The Service directly attributed the improvements to their having a full staff of 162 Initial Attack Crews and 30 Unit Crews in 2024, compared with the 149 Initial Attack Crews and 30 Unit Crews in 2023. Approximately 1,300  fire crew positions are employed directly with the Service, including an additional 500 permanent staff and 300 seasonal positions; 250 new recruits were invited by the Service from its New Recruit Boot Camps and First Nations Boot Camps this spring. The provincial 2024 budget provided $38 million to support stable, year-round staffing, including fire crew leaders and frontline staff who work in structure protection, prevention, risk reduction, and wildfire land-based recovery.

“People living in First Nations, along with rural and remote communities bear a disproportionate impact from the rising threat of wildfires,” said Wayne Schnitzler, task force member and executive director of First Nations’ Emergency Services Society. “I’m pleased to see the Province is boosting recruitment initiatives, including expanding First Nations boot camps as recommended by the Premier’s expert task force on emergencies. These initiatives break down barriers and pave the way for increased participation of Indigenous peoples as wildland firefighters.”

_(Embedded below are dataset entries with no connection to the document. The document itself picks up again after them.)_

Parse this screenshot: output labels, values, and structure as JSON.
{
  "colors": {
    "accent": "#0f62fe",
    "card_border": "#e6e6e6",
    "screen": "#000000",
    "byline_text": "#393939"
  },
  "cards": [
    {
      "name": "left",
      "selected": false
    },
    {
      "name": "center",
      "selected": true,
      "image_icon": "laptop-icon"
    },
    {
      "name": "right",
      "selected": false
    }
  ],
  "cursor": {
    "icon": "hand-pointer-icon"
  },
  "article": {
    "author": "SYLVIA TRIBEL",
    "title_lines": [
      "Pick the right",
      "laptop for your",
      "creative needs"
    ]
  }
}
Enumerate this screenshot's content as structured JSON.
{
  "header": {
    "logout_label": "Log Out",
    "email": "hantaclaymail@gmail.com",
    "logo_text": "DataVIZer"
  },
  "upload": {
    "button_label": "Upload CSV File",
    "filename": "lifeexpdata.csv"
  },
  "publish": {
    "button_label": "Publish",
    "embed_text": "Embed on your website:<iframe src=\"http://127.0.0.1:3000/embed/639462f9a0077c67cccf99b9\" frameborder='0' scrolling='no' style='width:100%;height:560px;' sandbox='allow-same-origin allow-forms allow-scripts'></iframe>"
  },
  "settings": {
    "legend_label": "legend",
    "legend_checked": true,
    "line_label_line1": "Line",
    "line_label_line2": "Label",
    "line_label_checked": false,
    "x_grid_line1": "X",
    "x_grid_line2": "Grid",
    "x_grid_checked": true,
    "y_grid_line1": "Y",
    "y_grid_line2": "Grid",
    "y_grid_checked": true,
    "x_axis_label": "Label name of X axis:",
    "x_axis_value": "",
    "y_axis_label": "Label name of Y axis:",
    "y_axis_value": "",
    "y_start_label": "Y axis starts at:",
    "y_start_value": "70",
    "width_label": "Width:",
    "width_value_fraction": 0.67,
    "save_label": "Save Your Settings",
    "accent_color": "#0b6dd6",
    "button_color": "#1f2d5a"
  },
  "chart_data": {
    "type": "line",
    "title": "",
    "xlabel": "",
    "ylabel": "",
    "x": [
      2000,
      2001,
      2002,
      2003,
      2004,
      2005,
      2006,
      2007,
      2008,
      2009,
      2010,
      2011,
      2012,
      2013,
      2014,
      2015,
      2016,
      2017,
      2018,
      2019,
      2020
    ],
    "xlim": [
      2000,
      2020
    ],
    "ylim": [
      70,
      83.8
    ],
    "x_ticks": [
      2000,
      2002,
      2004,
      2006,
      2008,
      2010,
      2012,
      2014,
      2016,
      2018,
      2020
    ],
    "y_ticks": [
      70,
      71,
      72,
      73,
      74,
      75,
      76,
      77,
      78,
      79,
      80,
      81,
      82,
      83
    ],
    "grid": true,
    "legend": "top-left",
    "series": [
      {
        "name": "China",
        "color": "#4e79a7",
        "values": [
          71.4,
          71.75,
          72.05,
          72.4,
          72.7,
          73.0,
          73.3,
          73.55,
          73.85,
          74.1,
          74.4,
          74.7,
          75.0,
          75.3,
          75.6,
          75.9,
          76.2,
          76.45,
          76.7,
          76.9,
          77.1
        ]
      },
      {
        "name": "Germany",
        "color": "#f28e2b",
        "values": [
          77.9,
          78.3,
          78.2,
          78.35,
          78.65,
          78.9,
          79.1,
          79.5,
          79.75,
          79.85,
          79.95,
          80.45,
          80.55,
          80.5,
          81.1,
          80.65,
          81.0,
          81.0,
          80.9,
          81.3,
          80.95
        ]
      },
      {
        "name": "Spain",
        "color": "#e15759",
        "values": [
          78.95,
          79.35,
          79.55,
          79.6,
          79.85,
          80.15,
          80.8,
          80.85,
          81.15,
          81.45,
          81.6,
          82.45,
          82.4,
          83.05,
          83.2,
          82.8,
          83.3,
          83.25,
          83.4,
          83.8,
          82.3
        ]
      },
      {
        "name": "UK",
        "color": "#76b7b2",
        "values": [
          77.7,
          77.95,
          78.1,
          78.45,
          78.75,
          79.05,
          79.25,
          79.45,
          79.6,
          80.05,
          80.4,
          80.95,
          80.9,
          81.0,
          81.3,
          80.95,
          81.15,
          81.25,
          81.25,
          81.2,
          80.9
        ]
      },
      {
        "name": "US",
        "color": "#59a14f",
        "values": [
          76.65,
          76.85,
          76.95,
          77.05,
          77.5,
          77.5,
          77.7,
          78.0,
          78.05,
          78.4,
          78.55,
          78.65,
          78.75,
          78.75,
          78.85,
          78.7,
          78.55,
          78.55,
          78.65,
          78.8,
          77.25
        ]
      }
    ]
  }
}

Apart from hiring, the Service said it will continue to implement numerous task force recommendations through 2024, including:

        • Launching a wildfire training and education center at Thompson Rivers University
        • Increasing new technology use to predict wildfire movement and growth
        • Increasing community evacuee support funding
        • Increasing the volunteer pool to support evacuees
        • Boosting wildland firefighting fleet and equipment
        • Enhancing wildfire recruitment tactics

BC Wildfire Service airtankers, meanwhile, are conducting practice flights from Kamloops and Penticton airports in the afternoons. The BCWS said airtankers out of Kamloops are flying the east side of Adams Lake, and  the Penticton aircraft will conduct practice about 40 nautical miles east of Penticton. reported that BCWS noted the exact location and timing of tanker practices are subject to change depending on weather and other conditions; the practices don’t involve active fire. After six days with no flying activity, practices are run to make sure aviation teams are ready to respond. “It is important for air attack officers and pilots to practice, as it allows them to remain proficient and prepared to respond to active wildfires,” BCWS said. “Practices also ensure the aircraft are mechanically sound and ready to respond.”